Die Piloten konnten dem Airbus A321 keine Befehle mehr erteilen. Sie hatten die Kontrolle über ihn verloren.

»Wir können nicht umkehren«, teilte Kit dem Fluglotsen mit. »Wir brauchen eine Ausweichlandemöglichkeit vor uns.«

Will riss einen der Plastikbeutel auf, die er gerade aus dem Fach unter ihren Sitzen geholt hatte, und drückte ihn Shannon in die Hand.

Sie drehte den Beutel hin und her und betrachtete die zusammengefaltete gelbe Rettungsweste, die sich darin befand.

»Stürzen wir ab?«

Mehrere Passagiere sahen sie an. Sie hatte ihre schlimmsten Befürchtungen laut ausgesprochen.

»Shannon«, sagte Will und drehte sich auf seinem Sitz zu ihr. »Wir haben ein Triebwerk verloren. Ich habe keine Ahnung, warum wir nicht umkehren. Vielleicht können wir nicht.«

Will zog die Weste heraus, schüttelte sie auf und streifte sie Shannon über den Kopf.

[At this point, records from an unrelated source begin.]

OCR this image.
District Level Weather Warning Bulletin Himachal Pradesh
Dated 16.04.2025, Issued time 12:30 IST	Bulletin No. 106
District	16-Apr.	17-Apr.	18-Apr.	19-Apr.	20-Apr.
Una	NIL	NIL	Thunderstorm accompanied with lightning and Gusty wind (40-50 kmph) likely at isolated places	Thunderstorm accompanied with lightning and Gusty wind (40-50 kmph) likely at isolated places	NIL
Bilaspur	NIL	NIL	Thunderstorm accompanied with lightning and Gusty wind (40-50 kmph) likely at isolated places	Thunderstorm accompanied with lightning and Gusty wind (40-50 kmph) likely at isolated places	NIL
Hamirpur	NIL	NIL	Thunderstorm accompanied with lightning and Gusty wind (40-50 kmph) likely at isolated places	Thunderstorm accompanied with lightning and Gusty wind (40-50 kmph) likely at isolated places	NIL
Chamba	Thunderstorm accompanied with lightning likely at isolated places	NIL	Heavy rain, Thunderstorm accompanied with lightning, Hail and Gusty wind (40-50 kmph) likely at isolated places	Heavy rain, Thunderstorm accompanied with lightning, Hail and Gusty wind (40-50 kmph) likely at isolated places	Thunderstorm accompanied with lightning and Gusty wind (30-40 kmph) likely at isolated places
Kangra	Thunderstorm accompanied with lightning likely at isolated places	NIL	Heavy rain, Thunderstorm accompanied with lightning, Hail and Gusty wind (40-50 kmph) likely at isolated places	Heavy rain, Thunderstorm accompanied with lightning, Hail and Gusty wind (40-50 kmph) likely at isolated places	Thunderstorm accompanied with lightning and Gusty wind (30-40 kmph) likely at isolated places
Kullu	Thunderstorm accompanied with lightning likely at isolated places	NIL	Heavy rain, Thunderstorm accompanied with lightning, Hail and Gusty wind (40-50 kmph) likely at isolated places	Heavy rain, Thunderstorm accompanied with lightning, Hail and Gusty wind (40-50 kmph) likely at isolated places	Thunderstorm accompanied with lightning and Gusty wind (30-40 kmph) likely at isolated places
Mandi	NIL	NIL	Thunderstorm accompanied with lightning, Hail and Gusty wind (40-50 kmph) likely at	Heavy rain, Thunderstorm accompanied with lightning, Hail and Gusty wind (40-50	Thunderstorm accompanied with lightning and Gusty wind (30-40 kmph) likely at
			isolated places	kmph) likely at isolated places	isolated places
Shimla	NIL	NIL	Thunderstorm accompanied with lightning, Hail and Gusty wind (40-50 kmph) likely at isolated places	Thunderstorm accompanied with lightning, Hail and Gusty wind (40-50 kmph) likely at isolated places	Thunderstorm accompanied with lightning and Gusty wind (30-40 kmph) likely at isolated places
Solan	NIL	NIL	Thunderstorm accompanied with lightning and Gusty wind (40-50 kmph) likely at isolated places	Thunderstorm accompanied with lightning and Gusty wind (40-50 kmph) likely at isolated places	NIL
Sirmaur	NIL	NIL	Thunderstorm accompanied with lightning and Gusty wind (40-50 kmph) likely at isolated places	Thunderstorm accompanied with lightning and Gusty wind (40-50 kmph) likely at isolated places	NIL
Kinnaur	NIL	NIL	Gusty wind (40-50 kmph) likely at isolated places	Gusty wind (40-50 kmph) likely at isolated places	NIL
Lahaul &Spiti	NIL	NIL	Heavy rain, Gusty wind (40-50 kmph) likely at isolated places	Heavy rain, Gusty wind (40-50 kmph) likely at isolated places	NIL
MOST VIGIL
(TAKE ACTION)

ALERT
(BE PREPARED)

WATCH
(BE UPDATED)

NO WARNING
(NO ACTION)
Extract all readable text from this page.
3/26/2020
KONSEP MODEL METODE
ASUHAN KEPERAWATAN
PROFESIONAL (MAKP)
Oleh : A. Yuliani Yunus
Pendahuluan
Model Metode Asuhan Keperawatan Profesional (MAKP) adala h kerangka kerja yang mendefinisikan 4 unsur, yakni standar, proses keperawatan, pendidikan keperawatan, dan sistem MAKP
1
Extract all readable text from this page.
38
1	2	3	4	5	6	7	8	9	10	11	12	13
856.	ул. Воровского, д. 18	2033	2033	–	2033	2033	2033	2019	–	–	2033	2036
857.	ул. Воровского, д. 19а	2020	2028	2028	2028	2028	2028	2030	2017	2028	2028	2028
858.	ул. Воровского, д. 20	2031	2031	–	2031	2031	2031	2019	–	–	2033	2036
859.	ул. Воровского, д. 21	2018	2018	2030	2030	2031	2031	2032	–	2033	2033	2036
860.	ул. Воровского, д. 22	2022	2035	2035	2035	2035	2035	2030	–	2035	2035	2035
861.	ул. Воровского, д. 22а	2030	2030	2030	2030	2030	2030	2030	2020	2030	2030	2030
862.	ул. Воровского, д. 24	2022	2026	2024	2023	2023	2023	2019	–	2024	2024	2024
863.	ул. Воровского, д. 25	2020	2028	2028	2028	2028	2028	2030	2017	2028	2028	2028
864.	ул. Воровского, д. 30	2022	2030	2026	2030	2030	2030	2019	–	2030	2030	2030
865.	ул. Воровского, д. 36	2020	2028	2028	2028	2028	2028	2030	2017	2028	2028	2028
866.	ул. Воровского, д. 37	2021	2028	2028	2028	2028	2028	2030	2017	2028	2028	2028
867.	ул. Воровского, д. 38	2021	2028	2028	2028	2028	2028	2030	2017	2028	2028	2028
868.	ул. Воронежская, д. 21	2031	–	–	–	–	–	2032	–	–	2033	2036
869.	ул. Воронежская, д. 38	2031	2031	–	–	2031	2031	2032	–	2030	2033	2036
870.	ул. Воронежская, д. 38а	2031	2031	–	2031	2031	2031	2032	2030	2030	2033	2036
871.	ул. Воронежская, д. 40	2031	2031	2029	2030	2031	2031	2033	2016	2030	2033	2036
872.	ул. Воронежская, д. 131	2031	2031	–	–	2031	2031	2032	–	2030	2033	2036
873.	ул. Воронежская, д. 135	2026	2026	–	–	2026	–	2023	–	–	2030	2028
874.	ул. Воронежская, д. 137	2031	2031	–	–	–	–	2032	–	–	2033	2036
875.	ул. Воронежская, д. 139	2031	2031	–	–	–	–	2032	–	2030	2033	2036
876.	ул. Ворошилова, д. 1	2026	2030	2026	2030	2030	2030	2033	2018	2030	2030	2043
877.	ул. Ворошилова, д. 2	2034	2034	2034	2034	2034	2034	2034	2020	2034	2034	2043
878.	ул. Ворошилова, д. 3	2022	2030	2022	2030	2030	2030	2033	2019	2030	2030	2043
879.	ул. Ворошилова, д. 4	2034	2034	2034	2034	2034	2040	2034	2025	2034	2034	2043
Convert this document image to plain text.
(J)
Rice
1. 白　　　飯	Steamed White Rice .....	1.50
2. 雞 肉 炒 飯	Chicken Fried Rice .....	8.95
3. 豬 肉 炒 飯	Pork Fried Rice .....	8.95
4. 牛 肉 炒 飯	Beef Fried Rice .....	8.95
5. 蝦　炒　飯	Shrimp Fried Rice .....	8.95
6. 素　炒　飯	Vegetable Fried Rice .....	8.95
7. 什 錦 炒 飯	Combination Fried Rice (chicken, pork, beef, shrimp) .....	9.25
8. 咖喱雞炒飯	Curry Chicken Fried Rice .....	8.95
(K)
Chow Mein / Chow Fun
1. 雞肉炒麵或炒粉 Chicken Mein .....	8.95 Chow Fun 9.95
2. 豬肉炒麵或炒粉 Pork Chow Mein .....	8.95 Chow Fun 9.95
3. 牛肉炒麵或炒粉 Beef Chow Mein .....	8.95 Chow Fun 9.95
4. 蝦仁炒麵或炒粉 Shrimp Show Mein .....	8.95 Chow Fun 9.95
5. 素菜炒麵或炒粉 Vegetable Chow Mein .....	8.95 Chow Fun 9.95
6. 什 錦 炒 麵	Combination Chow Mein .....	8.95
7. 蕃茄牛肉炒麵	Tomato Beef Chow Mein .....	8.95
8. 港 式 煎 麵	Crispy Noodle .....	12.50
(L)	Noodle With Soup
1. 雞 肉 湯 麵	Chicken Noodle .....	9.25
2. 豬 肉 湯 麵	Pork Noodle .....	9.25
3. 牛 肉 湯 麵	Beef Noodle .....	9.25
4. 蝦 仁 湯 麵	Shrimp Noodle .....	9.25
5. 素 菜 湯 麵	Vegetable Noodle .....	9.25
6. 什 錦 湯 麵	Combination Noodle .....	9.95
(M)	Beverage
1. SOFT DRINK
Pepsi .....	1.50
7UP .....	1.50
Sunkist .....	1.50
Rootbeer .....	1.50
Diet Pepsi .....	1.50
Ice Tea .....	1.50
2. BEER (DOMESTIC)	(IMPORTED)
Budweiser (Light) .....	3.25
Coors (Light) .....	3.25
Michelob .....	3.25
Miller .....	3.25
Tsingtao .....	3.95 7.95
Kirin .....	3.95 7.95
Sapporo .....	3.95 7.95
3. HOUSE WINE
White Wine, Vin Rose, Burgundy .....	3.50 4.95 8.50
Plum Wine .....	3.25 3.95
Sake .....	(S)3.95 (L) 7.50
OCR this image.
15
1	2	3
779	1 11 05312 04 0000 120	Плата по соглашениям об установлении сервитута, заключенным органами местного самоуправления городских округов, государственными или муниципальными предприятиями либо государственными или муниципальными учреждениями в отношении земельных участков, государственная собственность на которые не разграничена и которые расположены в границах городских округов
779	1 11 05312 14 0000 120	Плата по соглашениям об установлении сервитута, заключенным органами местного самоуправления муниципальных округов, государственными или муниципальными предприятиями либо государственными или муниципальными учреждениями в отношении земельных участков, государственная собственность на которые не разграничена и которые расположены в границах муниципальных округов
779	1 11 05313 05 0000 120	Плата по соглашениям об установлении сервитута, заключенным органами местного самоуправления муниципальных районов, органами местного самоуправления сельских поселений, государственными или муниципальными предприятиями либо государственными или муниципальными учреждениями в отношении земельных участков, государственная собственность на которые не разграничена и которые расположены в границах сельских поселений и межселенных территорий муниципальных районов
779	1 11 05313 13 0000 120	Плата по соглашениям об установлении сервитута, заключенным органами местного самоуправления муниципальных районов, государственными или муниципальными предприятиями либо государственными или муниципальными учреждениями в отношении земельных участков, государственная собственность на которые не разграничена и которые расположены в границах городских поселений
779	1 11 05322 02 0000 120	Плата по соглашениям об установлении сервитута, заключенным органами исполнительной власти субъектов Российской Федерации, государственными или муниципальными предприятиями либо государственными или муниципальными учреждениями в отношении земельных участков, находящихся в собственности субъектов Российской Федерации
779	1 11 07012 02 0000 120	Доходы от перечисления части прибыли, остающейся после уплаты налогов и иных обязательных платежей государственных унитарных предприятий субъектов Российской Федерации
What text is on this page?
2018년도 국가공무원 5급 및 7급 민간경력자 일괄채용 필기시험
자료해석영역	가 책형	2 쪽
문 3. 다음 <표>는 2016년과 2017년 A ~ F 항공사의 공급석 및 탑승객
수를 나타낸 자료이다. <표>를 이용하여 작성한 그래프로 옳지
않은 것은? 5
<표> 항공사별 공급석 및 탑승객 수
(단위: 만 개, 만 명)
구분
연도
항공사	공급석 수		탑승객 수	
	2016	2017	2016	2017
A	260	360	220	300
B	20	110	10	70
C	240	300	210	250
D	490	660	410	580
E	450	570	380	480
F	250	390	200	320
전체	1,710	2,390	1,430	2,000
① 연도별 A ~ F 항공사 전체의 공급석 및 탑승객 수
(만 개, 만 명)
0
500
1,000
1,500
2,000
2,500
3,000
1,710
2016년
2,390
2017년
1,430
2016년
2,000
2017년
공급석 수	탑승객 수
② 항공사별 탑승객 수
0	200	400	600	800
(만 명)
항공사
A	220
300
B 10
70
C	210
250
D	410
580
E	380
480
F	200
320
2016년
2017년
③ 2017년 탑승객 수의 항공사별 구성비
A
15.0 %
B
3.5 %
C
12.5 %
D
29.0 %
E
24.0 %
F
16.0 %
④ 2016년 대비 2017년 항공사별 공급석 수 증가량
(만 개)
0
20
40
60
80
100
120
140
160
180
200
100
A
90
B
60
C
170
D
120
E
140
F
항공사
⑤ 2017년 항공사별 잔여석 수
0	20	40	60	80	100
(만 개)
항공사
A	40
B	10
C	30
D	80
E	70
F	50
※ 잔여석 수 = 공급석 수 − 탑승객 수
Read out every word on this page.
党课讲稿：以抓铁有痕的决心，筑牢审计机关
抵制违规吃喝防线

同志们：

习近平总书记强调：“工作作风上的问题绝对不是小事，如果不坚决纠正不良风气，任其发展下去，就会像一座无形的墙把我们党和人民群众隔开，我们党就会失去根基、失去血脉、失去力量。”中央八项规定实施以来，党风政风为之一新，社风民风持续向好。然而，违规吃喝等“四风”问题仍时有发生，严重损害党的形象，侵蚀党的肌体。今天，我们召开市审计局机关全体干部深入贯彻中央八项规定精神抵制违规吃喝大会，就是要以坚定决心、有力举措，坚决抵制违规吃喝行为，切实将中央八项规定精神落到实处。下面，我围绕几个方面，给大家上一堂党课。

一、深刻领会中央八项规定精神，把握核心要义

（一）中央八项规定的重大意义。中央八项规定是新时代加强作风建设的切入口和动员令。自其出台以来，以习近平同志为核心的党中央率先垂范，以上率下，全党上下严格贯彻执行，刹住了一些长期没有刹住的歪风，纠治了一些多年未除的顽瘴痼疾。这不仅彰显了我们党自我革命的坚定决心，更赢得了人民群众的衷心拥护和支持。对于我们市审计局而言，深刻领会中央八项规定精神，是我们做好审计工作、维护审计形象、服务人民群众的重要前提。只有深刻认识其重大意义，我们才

Dann nahm er ihr Gesicht in beide Hände.

»Ich weiß, dass du Angst hast, aber was auch immer passiert, ich bin hier bei dir.«

Will hörte, wie ein Gurt geöffnet wurde, und wartete auf das Klicken, mit dem er wieder geschlossen werden würde, wenn dem fraglichen Passagier bewusst wurde, dass es kein Entkommen gab. Stattdessen waren schwere Schritte zu hören. Als Will aufblickte, sah er einen Mann mittleren Alters mit gerötetem Gesicht und einem blauen Polohemd auf dem Weg nach hinten an ihrer Reihe vorbeistürmen. Im hinteren Bereich des Flugzeugs ertönten verärgerte Männerstimmen, als der Typ im blauen Polohemd einen Flugbegleiter anschrie, der in der Mitte des Gangs auf einem ausklappbaren Notsitz saß.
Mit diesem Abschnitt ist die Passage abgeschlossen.